Dean’s, in business since 1979, is seeing five times the business this month that it did last July, said owner Dean Michanczyk.
“I sold three stoves after-hours last night by phone,” Mark Tiso, Dean’s general manager, said Friday. “Usually, our stove season begins in August, but this year, the season never ended.”
Among people Friday in Dean’s showroom were Chris and Donna Bedell of Ridgefield, and their son Chris. The Bedells were pricing a wood-burning stove to reduce oil usage in their 1,600-square-foot cape house. They burn between 875 to 1,000 gallons each winter.
Bedell, a real estate appraiser whose business is down this year because of the housing slump, said the couple want to pare fuel costs. He figures a wood stove could save them two tanks a season, enough to pay off the initial investment in two or three years.
“We’re on a budget, but there has to be something we can do. Maybe an insert in our fireplace,” he said. “But we’ll buy wood. No way I’ll be chopping it.”
Dan and Anne Robichaud of Cheshire, both retired, were at Dean’s looking at a pellet stove. He said they have been talking the last two weeks about finding some alternative to fuel oil. He wasn’t surprised to see other folks in a stove store on a summer day.

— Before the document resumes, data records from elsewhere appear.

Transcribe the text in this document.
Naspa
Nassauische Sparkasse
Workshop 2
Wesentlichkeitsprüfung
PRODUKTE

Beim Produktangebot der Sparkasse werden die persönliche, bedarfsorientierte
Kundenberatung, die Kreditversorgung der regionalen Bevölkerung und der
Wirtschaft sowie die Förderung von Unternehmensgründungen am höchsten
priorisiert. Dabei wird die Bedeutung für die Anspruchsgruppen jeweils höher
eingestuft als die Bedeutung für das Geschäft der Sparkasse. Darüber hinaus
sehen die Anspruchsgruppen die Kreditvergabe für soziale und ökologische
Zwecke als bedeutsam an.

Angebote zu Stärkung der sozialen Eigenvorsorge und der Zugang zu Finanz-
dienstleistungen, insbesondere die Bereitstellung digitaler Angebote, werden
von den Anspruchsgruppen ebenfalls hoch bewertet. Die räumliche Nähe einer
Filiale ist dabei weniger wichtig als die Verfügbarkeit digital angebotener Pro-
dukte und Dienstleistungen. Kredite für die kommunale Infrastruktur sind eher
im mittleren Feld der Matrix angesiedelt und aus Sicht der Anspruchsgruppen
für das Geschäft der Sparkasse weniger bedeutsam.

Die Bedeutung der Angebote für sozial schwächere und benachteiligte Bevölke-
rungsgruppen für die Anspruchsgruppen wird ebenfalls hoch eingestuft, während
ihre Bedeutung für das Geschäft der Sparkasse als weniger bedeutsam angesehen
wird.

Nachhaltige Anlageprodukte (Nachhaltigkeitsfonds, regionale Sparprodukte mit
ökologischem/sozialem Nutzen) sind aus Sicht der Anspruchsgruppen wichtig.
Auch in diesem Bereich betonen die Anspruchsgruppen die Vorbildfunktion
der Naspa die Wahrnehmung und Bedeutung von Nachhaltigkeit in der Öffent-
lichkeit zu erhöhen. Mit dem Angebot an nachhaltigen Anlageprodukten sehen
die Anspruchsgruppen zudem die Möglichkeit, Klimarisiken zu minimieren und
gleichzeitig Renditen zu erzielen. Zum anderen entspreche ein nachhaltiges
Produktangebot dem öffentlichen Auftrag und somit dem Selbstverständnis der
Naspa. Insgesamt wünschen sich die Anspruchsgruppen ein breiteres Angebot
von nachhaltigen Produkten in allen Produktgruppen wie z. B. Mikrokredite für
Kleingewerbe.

“It’s just a heck of one mess for everybody,” Robichaud said.
Another visitor to Dean’s was Mike Amato of West Haven, who worked up a sweat checking out the bright-orange fires inside several wood pellet stoves to give potential buyers an idea how the devices worked.
Amato, who lives in a condominium, was along with a friend from Milford looking for a less expensive way to heat his home.
“If I had a home instead of a condo, I’d be here shopping too,” Amato said. “People have had it.”